Wednesday, January 7, 2015

Do something every day that stays done.

The first day of a new blog is an awesome feeling.  I've thought long and hard about whether I wanted to put myself out there--pubic, unexplained, for anyone to see.  I've had an amazing life, a life I'm grateful for and one that's been harder than most.  I know that's an incredible statement to make, but it's true.

However, thankfully, I don't want this blog to be about me, but about survival in the 21st Century.  

So on with today's post.

Today I'm embroidering quotes from Dr. Martin Luther King, Jr. onto little puffy pillow-ish ornaments to hang on a metal tree in my entry.  I eventually want to have a different set of ornaments for every month or holiday of the year.  For January I considered snowflakes, snowmen, or red cardinals.  

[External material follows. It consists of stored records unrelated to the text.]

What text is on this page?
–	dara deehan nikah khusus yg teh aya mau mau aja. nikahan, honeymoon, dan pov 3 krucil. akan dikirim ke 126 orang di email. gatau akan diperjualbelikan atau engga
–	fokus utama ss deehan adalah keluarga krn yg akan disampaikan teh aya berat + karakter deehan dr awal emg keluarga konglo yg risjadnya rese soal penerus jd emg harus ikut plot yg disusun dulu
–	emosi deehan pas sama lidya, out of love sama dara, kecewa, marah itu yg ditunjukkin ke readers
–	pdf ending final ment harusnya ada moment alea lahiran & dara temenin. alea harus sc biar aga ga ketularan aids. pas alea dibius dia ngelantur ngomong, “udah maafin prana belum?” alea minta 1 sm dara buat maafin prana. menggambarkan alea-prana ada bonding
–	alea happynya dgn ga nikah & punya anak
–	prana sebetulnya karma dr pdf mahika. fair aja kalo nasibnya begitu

While those are all cute and seasonal, I want the decoration that I look at for a month to mean something to me, to inspire me and lift me up.  If I'm going to put that much time into something, it needs to be worth it.  I chose quotes from Dr. Martin Luther King, Jr. because he was a great man.  He did a great work, not only for the African American people in our country, but for me personally.  I work at a large corporation that treats all people with respect regardless of race, age, sexual orientation, religion or other differences that make up the wonderful world of human family.  I believe that Dr. King is in large part responsible for the awakening of the rightness of respect for all people.  I feel I enjoy a better a world because he lived.  I want to honor him in his birthday month, by displaying quotes from some of his many great speeches.

So how does this relate to survival in the 21st Century.  Today is my day off.  I have many choices to make about what to do with my only truly one free day of the week.  Goodness knows that after the holidays I have a house to clean, groceries to buy, food to make.  I need to exercise, pray, study and meditate.  There's my elderly mother-in-law to care for, and children both grown and at home.

One thing I learned when my children were little and it felt like my life was a circle of make food, clean the kitchen, clean the children, repeat, was that I had to do something every day that stayed done.  Beds don't stay made.  Kitchens don't stay clean.  Children don't stay anything.  I was going crazy inside with the conflict between how valuable my service was to my family and how repetitive it was with seemingly no progress.  I needed to do something each day that stayed done, so I sewed.  I could look at a finished seam, a finished collar, or even a finished garment and say, "It's done."  Yes, it would wear out in the next year, but not in the next few minutes or day. (Unless Kool-Aid was present which required the mandatory spill.) 

Now that my children are grown, I still need the same thing--to do something each day that stays done.  I sew.  I garden.  I decorate.  I write.  Reading makes permanent changes within.  Some people say that you have to find time for yourself every day.  I guess that's one way of putting it.  I could find time to paint my toenails or get my hair done, but that's not what my soul craves.  My soul needs to do something creative every day that stays done.  Today I will make pillow-ish things that remind me of the good in all people. I plan to keep them for years.